Hope Isn't Supposed to be Real

I will just tell you, that sitting in a bar full of Portlanders, from ages 21 to 45, I have never seen anything like the moment when the CNN graphic came on the screen saying “Barack Obama, President-Elect.” People who have been voting since Nixon have said that this was the first time in their adult lives that it had even occurred to them that the government could be a force for good, and not an obstacle to overcome. Even when Obama had 230 votes with the polls still open in the 81-electorate West Coast, there was not a single person who was presuming victory for Obama. They kept saying that “theoretically,” he could win the election with just California reporting. It just seemed so obvious that over the span of the last eight years, and especially with 2004 in mind, everyone was just used to the bad news coming at the 11th hour.

Every time I look online at the news today, it’s still there: Barack Obama is going to be our President. I’m only 29 years old—I don’t have any experience having faith in our country. Having an Obama-Biden ticket take four hundred electoral votes isn’t something that really happens, it something we fantasize about over Thanksgiving break, of a world worth living in that might have, in another universe, actually existed.

I’ve got a new universe to get used to.

20081103

My final plea

As the election season finally draws to a close, let’s take one last look back at what we have seen.

This election has, in many ways, drawn Americans further apart from each other. Supporters of the conservative movement have been very vocal in their fear and mistrust of their liberal counterparts. Beliefs of liberal supporters, while more subdued in the statements of their opinions, are in many cases no less extreme.

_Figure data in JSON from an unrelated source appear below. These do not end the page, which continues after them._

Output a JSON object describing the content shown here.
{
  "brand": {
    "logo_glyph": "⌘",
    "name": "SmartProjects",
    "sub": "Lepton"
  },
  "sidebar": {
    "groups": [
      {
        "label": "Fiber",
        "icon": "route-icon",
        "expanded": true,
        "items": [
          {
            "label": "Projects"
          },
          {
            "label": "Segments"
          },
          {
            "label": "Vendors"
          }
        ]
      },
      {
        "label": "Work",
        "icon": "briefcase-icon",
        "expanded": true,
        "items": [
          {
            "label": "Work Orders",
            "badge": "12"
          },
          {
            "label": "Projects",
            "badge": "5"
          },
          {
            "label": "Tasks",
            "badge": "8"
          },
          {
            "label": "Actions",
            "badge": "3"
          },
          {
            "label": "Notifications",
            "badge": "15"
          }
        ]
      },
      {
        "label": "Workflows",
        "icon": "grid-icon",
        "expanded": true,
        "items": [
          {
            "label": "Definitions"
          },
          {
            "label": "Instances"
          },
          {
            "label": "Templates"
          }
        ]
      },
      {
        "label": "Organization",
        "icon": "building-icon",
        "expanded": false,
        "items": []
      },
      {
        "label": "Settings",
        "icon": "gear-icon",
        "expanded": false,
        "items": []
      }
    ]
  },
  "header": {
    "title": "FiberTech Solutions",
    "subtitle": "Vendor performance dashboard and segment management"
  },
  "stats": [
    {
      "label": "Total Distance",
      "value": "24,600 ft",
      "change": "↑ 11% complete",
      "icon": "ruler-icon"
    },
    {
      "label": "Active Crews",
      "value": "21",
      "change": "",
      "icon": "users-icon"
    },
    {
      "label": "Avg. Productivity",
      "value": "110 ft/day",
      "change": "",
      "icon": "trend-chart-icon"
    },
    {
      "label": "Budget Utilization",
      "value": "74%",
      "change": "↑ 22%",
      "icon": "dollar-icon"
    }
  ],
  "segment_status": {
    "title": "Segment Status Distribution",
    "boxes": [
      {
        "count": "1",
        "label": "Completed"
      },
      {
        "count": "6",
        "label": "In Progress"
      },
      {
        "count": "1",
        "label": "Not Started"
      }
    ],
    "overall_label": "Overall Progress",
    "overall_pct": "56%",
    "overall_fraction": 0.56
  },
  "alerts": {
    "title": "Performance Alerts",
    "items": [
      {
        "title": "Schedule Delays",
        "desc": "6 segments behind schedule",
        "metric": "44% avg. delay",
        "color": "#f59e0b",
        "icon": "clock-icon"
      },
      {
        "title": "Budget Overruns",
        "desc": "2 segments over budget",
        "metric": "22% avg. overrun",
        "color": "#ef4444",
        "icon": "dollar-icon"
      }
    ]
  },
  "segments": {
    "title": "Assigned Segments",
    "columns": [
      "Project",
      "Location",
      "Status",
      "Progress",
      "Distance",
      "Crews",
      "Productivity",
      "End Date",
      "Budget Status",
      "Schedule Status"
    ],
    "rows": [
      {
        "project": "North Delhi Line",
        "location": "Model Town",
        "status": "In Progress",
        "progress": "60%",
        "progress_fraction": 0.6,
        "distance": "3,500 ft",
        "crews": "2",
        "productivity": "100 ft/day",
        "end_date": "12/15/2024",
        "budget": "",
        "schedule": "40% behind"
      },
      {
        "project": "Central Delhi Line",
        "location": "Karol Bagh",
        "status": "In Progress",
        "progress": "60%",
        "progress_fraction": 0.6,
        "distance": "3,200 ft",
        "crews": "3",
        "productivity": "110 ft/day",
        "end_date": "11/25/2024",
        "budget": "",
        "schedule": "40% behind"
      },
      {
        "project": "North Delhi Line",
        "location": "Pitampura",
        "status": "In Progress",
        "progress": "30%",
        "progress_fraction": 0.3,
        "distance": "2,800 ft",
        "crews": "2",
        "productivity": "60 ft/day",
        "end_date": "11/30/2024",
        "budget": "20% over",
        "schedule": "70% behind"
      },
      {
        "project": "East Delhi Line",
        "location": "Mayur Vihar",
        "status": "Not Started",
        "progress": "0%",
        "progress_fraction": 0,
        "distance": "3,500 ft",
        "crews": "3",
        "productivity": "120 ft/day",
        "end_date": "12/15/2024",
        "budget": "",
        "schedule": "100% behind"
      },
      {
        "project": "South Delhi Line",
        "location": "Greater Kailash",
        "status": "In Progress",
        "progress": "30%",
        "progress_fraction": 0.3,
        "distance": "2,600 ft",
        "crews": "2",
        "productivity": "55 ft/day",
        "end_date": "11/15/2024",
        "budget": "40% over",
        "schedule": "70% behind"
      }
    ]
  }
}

Liberal-leaning Bill Ayers’ questionable history with this country has been well covered. Palin has bluntly referred to him as a terrorist. She has also referred to the pockets of this nation who agreed with her as “the real America,” implying that any part of the country who disagrees with her is fake America. Nancy Pfotenhauer mirrored this sentiment when she referred to “real Virginia.” With her husband the presumptive candidate of the favored party for President, Michelle Obama was finally proud of her country, implying that she had not been for the 26 adult years prior. In response, Michele Bachmann opined that the Obamas could be considered “anti-American.” Some conservatives outright consider Obama himself a terrorist. Frank Schaeffer, of the liberal Huffington Post, has stated in no unclear terms that “McCain is a threat to America.” And finally, Palin invoked the almighty Bill of Rights just this Friday by saying that the First Amendment itself could be in danger if she continues to be criticized for the statements she has made.

But the First Amendment, in fact, is what has made these past months possible. What sets America apart from any country which came before it, and many which have come since, is the foundational basis that who is right or wrong is irrelevant. When a civilization deems one group the authoritative source, any corrosion of that group defiles the entire nation it represents. It doesn’t matter, then, whether McCain really is a threat to America, or where Obama supporters’ patriotism lies. What is important is that all sides express their views and allow the people to decide.

Unfortunately, there are even those who are trying to suppress that allowance. However, both sides have aggressively worked to prevent voter fraud and suppression from rearing their ugly head in any significant way. Efforts like those in Virginia telling Democrats to vote on the 5th, when their ballots will be worthless, have been quickly extinguished. Conservative governor Charlie Crist quickly worked to extend voting hours in Florida, even though all signs indicate that the move benefitted Barack Obama.

So we can all brush aside these ideas of fake or anti-Americans. This election has had a profound effect on many people. At least one quarter of Americans will feel betrayed, ignored, and possibly even rejected by their country this Tuesday. Yet all of this ugliness is symptomatic of what makes this country great: that we are allowed to say what we think, and exercise our Constitutional right to vote based on those thoughts.

The only truly un-American thing to do at this point is to waive that right.